A quick peek into a classroom may look like simple play, but there is a complex infrastructure set up to foster that sense of belonging and significance and to beckon children to explore materials and ideas. Such provocations arise from listening to and observing children. As this work unfolds, both adults and children are poised to gain new knowledge and closer relationships within their community.
Recently, a pattern in imaginative play became apparent as observed a group of children and reflected on a series of notes. Much like other groups of three- and four-year olds, I noticed a growing interest in and propensity for super hero play. At first, it was simple dialogues- short queries that kept me up to date on Buzz Lightyear and Transformer trivia. It was apparent that this group shares a certain history in watching these videos, and a collective depth of knowledge. Little by little, the conversations with me expanded to peer-to-peer dialogue. And then were disagreements over seminal facts that often stumped me (Is Bumblebee a vehicle from Cars or part of Transformers? Depends on who you ask.). In the tradition of oral story telling, these stories were exaggerated, dramatized or expanded upon by the narrator, and seemed to change slightly with each iteration. While this was intriguing to me, it sparked passionate discourse among preschoolers. In an effort to quell the debate, I suggested some illustrations might let everyone share their ideas of this particular storyline. (Photos to follow in a subsequent post…limited Internet service is causing some technical difficulties.)
Research tells us this imitative imaginative play is one of the early stages in play scenarios and social play. By age 3-4, children have experience using materials in ways that represent what they have experienced – feeding a doll, push a fire truck, roaring like a lion. Using these external themes, Children can act out short themes by themselves or alongside a peer. There may be a clear, concrete plan, but as children get deeply engaged, they also become hyper-focused. Their ideas are their own and it’s hard to see the point of view of others. (e.g. The debate prior to sketching Buzz Lightyear). Nancy Carlsson Paige and Diane Levin, in their book, Who’s Calling the Shots describe this play as “more like static slides than a movie.” Children are engaged in their play and not the real world. Things are black and white, Good guys and bad guys exist and it’s just that cut-and-dry.
By observing the content and progression of this type of play, it was clear that a critical mass of children were exploring those typical aspects of play – good versus evil, power, and social interaction. This play is rich with learning opportunities.
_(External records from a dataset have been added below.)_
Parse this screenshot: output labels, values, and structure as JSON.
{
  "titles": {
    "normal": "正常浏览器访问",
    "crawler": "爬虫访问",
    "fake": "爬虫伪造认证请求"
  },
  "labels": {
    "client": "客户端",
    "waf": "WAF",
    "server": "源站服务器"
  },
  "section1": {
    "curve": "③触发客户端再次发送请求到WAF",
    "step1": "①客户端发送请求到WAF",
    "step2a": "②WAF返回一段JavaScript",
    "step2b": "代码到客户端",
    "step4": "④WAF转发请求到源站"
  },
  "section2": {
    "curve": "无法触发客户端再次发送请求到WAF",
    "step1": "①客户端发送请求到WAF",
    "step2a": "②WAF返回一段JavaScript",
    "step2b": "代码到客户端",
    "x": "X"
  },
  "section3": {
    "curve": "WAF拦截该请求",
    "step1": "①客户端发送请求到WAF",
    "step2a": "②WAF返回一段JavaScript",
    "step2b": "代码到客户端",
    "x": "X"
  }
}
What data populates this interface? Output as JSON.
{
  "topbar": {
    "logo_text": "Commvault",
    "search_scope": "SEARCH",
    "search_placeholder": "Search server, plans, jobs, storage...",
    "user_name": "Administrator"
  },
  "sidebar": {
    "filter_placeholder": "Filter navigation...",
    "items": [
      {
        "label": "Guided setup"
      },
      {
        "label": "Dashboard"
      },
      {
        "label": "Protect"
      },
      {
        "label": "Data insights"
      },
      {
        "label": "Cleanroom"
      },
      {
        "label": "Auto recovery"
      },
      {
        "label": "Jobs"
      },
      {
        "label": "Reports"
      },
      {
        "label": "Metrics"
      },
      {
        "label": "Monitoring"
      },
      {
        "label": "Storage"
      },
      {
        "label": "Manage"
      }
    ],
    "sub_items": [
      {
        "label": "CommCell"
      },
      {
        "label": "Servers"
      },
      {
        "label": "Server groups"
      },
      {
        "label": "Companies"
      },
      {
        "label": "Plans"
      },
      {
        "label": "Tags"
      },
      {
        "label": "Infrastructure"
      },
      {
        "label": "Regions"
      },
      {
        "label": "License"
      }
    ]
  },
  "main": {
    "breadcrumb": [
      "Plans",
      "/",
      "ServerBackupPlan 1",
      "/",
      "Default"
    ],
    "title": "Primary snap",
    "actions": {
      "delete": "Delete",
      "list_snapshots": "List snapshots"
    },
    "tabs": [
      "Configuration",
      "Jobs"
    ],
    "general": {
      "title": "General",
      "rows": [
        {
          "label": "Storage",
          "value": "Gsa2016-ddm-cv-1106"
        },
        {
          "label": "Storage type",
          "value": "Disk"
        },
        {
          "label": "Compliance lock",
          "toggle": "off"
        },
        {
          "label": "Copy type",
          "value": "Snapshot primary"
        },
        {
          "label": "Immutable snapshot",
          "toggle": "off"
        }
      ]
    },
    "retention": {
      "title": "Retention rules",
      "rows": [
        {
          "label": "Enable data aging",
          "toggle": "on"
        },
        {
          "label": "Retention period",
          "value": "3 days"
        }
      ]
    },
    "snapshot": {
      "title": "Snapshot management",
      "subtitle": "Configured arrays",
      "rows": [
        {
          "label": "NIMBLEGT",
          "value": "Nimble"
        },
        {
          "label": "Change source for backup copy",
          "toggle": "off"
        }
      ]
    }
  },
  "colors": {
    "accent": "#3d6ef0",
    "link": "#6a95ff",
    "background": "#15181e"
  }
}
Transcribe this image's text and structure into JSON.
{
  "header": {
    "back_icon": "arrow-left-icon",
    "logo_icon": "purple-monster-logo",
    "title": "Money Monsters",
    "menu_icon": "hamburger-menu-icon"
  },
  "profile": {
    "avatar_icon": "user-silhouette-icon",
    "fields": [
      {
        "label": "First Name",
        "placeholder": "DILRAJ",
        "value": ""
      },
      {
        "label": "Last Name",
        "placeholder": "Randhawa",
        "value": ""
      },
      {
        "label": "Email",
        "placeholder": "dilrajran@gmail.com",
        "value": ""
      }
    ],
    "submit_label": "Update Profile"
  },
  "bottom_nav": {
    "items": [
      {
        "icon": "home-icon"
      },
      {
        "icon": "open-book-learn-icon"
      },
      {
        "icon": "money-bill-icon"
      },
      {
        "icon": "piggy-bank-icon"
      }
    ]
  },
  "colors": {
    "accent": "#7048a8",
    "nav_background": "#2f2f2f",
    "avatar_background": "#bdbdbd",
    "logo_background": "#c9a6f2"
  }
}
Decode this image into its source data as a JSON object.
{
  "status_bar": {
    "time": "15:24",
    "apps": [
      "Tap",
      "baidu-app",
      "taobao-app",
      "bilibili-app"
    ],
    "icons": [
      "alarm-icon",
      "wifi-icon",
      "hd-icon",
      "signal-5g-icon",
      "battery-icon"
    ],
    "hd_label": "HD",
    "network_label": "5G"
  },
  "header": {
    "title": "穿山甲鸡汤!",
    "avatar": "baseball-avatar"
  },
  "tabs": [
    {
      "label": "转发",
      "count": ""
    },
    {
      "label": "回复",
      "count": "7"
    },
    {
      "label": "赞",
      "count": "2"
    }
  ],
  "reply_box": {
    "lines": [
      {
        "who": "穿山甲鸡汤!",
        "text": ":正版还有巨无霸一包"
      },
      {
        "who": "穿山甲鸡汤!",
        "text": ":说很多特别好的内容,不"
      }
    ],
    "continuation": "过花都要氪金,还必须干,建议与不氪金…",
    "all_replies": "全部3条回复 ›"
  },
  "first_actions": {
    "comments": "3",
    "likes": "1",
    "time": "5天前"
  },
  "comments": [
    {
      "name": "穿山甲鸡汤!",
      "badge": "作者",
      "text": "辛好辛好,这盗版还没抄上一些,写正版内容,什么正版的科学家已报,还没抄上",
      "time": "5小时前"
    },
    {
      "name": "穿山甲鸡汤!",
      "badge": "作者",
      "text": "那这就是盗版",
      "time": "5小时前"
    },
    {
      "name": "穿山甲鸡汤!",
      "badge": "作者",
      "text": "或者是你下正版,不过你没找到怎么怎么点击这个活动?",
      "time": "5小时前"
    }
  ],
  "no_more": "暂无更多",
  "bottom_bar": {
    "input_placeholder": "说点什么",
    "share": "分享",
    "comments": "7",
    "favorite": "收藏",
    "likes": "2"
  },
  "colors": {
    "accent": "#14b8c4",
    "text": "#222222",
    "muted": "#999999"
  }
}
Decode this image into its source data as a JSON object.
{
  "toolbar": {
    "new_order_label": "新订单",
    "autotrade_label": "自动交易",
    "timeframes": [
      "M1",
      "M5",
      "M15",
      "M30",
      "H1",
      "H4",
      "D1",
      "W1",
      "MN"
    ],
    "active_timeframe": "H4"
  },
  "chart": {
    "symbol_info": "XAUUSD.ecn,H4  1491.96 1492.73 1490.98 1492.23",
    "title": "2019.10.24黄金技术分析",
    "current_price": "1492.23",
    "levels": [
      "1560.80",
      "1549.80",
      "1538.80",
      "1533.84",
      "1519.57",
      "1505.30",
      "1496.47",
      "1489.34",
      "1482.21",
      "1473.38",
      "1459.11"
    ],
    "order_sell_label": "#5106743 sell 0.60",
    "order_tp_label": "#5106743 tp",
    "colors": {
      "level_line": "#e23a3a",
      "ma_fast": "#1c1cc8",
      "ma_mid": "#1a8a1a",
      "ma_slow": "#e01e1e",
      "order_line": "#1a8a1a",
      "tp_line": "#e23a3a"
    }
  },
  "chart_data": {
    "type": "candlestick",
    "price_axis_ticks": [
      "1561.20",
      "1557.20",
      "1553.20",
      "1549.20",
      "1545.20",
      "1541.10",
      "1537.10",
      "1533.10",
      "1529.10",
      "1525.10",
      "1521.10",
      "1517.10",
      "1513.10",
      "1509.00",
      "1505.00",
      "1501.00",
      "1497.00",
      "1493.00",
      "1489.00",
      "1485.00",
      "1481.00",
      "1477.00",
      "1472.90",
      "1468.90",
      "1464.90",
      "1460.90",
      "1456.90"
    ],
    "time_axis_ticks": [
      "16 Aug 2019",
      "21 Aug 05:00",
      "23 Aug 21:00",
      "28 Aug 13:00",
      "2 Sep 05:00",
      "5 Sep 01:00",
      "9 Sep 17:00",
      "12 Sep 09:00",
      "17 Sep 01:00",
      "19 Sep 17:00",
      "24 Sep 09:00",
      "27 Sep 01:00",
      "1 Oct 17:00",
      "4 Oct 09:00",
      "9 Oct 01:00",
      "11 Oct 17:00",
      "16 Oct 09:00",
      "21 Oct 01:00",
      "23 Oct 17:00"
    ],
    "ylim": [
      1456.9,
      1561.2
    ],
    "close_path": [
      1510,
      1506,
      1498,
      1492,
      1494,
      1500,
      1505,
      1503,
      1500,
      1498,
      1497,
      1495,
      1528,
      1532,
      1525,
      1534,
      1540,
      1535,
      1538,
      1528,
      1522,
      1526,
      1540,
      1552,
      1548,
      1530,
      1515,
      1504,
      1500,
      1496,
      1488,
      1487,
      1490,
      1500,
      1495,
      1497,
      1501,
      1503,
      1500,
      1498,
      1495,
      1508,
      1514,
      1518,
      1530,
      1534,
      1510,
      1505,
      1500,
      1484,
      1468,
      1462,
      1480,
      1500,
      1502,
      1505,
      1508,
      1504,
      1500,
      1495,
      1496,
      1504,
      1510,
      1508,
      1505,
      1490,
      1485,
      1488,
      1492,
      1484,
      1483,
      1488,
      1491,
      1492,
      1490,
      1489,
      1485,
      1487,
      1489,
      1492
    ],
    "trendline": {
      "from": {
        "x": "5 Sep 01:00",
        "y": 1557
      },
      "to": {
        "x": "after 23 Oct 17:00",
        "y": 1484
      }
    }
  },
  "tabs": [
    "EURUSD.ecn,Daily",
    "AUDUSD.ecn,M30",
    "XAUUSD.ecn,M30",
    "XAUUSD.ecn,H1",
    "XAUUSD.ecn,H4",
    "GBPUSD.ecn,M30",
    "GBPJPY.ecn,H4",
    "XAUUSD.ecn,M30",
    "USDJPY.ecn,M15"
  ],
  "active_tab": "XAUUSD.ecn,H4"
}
While it’s important for children to learn to navigate play together, it is still essential to keep a close eye and ear to what was going on behind the scenes. And the more I did that, the clearer it was that we had a dilemma brewing: how can we explore these seminal issues of power, use if imagination, and social justice themes while still abiding by our class guidelines that keep everyone safe and having fun?
Soon thereafter, we revisited our class guidelines at Morning Meeting. I asked, what’s one way you take care of friends when you play?” Responses were spot-on:
Ask ’em to play
I pushed further: How can you take care of friends when you’re imagining to be someone else?
Whoops. This was over their heads. At three and four, applying conventional rules to pretend roles didn’t compute. I had to back up.
The next day, I started with small group conversations comparing pretend and real life. Some children did seem to understand that pretend is imaginary but we still have to take care, be safe, be respectful. Others seemed to think that pretending to be a dog, a mom, a superhero meant you transcends the rules of everyday humans. For the most part, chronological age correlated with how children saw the intersection of pretend and our rules. Those closer to four could see the connection, with some help; the younger ones were adamant that imaginary play offered them amnesty from rules.
Clearly, my language and strategies had to shift.
I began to phrase things like, “animals in the wild might fight and scratch, but in school, when we are pretending to be animals, we need to be safe.”Many days passed with this kind of direct identification, and I began to see and hear how more children understood that pretend isn’t a get out of jail card in the rules of life.